Il est intéressant d'observer l'évolution du rapport qu'entretien Guy Maddin avec la narration.
Ayant débuté dans le cinéma sans réelle formation, avec pour seul bagage une sincère cinéphilie, il s'est mis à esquisser ses pensées, à l'image d'un enfant avec une boite de crayon, sans avoir une maîtrise totale de son outil.

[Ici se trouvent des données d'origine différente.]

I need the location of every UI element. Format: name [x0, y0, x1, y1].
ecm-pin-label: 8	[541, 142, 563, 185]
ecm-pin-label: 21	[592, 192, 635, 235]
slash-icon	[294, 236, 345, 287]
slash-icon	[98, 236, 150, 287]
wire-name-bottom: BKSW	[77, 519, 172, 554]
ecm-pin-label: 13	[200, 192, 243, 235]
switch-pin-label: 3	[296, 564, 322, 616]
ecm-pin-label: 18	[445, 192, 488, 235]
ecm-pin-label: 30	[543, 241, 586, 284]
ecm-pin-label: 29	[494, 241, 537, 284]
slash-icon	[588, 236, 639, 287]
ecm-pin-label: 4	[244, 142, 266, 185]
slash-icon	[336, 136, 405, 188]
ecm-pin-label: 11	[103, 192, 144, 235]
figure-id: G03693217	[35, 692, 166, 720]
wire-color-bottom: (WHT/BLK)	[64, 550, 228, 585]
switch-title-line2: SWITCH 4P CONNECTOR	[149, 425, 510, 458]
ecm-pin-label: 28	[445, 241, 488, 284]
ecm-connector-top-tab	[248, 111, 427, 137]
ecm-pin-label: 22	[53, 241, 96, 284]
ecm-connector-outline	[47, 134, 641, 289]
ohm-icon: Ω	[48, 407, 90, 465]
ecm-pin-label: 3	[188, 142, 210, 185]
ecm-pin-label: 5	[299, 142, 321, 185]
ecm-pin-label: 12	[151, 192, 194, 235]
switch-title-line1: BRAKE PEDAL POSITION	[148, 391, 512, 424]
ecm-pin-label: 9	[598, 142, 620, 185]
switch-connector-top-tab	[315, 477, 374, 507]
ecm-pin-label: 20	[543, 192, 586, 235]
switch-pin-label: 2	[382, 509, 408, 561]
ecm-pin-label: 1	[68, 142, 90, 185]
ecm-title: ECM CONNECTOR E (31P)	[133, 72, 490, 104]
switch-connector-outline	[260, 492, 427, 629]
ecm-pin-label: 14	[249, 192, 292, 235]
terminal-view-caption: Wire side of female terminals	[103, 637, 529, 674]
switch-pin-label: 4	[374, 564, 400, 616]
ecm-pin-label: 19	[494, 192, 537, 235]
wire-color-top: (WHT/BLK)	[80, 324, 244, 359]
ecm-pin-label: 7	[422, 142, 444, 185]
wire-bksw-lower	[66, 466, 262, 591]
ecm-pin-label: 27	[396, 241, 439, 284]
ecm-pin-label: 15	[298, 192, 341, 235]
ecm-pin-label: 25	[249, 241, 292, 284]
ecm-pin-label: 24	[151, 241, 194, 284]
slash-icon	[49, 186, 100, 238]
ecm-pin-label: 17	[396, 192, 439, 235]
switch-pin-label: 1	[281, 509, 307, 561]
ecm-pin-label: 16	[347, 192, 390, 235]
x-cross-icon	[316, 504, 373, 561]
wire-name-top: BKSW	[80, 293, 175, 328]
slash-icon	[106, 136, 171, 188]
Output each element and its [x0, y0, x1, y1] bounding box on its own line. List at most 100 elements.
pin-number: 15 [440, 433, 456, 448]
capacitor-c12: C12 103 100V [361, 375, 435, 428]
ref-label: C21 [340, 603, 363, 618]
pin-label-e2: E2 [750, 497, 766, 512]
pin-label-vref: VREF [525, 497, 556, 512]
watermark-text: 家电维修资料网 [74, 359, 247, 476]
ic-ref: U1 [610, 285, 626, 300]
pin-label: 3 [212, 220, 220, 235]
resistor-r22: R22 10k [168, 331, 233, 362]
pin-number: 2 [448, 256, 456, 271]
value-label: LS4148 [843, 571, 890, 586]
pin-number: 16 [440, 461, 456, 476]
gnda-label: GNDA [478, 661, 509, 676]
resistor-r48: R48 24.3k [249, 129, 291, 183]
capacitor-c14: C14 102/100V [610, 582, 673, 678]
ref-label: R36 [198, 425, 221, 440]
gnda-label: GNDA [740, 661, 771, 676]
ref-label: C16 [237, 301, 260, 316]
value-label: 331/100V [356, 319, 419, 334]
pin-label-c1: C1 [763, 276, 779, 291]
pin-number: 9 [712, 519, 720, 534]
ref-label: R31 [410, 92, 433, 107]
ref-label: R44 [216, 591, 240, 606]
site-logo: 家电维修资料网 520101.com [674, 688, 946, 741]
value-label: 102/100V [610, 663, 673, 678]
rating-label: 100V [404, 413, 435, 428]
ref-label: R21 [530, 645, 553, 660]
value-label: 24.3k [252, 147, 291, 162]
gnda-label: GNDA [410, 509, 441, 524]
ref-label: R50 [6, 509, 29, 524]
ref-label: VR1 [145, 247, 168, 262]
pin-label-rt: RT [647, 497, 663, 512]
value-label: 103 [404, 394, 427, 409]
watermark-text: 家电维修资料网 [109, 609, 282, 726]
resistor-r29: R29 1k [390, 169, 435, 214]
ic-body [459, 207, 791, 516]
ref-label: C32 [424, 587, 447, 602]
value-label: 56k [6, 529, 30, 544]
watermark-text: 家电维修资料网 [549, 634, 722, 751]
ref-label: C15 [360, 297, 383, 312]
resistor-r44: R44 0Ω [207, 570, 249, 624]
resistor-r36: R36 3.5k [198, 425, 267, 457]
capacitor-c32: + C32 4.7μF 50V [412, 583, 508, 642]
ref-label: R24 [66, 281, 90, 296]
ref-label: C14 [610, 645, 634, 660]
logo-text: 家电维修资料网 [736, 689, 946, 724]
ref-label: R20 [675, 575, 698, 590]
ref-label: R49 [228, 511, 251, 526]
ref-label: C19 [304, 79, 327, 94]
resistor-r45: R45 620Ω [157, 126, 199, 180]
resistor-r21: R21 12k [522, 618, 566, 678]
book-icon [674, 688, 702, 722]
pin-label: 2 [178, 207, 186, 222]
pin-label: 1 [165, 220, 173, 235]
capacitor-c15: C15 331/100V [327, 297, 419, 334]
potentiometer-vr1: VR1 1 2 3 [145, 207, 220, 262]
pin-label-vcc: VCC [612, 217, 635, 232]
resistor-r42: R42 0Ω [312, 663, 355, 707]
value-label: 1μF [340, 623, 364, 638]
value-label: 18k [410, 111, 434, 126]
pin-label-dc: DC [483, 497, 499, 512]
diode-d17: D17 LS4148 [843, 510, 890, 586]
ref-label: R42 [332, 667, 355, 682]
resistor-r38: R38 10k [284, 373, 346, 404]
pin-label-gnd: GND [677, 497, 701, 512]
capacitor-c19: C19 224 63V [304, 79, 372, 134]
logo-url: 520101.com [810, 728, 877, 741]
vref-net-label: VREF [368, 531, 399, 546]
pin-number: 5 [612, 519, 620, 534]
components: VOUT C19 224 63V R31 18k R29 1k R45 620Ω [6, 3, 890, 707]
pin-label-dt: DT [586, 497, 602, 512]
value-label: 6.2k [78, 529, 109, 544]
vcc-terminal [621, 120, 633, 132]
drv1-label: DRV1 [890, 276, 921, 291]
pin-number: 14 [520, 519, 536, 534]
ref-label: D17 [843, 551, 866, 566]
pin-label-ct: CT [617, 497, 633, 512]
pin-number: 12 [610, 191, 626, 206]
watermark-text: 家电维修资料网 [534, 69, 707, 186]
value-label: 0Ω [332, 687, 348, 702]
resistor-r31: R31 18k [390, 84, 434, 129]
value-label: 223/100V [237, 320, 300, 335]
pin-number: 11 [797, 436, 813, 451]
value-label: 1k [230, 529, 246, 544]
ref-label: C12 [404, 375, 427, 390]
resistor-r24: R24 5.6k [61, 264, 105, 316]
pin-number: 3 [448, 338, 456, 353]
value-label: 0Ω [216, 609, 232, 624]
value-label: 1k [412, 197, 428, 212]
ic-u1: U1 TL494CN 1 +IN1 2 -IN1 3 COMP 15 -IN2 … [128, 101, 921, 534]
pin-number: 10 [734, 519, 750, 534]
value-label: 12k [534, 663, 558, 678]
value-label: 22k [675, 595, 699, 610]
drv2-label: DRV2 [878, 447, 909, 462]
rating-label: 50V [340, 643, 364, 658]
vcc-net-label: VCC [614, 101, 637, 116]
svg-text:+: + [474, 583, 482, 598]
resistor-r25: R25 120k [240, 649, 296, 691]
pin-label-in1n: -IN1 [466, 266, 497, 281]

A force de persévérances, il a réussi à progressivement donner cops à ses idées, jusqu'à The Saddest Music in the World, son film le plus classique à ce jour (et accessoirement son plus gros budget).
Depuis il a entamé une sorte de déconstruction, à travers des films à l'architecture labyrinthique, nous entraînant dans un patchwork de ses souvenirs, la mécanique de ses rêves, et son amour du cinéma (My Winnipeg, Keyhole).
Forbidden Room semble être l'aboutissement de cette démarche. Reprenant le principe du manuscrit trouvé à Saragosse (à savoir une histoire, dans laquelle on nous raconte une autre histoire, dans lequel on trouve une histoire, qui nous renvoi à la première, etc…), il nous présente les fantômes du cinéma, à savoir les oeuvres perdus ou jamais tournés. Il faut rappeler que ce film n'est que la façade d'un projet beaucoup plus vaste, impliquant un site internet, et un système de navigation interactive qui en gros devrait permettre au spectateur de se perdre un peu plus dans les méandres de l'historie de l'image en mouvement (du cinéma muet jusqu'à You-Tube).
À l’état de film, l'objet n'en reste pas moins son chef d'oeuvre. Inutile d'en dire plus. Forbidden Room est un film magique et envoûtant, qui emportera tous les passionnés et tous les rêveurs dans un tourbillon cinématographique.